Berd continued: "The T-cell response is measured by a delayed-type hypersensitivity (DTH), which is standard immunological skin testing in clinical medicine. We inject a small amount of tumor cells in the forearm, then wait 36 hours and inspect the arm. If the body has any immunity - and we know this is T-cell immunity - we get a little hive at the injection site and measure the size of it.

"We do the skin testing prior to vaccinating and again at the end of the eight-week course of vaccine, which in the current dosage schedule is approximately eight weeks. Prior to vaccination, almost everybody is zero. Very little baseline immunity. And what we're looking at is a post-vaccine response. As we emphasized pretty strongly in our ASCO presentation, the DTH immune response to the unmodified, native melanoma cells is a very, very strong predictor of clinical outcome."

Vaccinees Who Relapse May Luck In

"One thing that's not in our ASCO report," Berd observed, "is that we found on analysis something interesting. The patients who relapsed - we were treating people who were disease-free, and trying to prevent relapse - may still have long-term survival, particularly if they develop an immune response to the vaccine.

"So if they develop the DTH-aroused immune response to their own tumor cells in the vaccine," he continued, "38 percent of patients who relapse will have five-year survival, as opposed to 20 percent who relapse who don't have the immune response.

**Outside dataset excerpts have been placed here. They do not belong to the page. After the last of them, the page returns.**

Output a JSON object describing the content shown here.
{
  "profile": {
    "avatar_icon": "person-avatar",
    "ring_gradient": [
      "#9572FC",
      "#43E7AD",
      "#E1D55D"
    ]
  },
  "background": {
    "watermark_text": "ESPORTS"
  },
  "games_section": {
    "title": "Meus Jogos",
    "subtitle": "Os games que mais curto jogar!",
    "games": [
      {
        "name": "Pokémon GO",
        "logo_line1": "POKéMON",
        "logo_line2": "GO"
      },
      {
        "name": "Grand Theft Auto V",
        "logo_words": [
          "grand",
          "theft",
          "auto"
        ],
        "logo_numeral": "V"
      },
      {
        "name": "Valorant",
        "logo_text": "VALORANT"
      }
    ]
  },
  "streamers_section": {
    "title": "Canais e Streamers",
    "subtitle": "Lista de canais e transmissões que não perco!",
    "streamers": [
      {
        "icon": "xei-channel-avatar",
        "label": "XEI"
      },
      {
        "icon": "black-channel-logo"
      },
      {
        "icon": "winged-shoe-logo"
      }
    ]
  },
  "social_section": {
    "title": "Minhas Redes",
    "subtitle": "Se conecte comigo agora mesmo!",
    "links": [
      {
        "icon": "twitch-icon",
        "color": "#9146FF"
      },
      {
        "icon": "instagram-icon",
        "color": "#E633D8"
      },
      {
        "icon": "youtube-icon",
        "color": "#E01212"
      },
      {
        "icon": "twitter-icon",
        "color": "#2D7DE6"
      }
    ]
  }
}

So that bodes well, we think, for a randomized trial. Because for most post-surgery therapies it's easier to show an effect on relapse-free survivors than overall survival, which doesn't look so good. We think it will have a bigger effect on overall survival," Berd concluded, "because of the immunological mechanism involved here."

"To date," AVAX vice president for preclinical and clinical development, Ernest Yankee, told BioWorld Today, more than 350 melanoma patients have been vaccinated with M-Vax, with no adverse events found." He added, "We expect it to become commercially available to patients in Australia [a global melanoma hot spot] in mid-2000."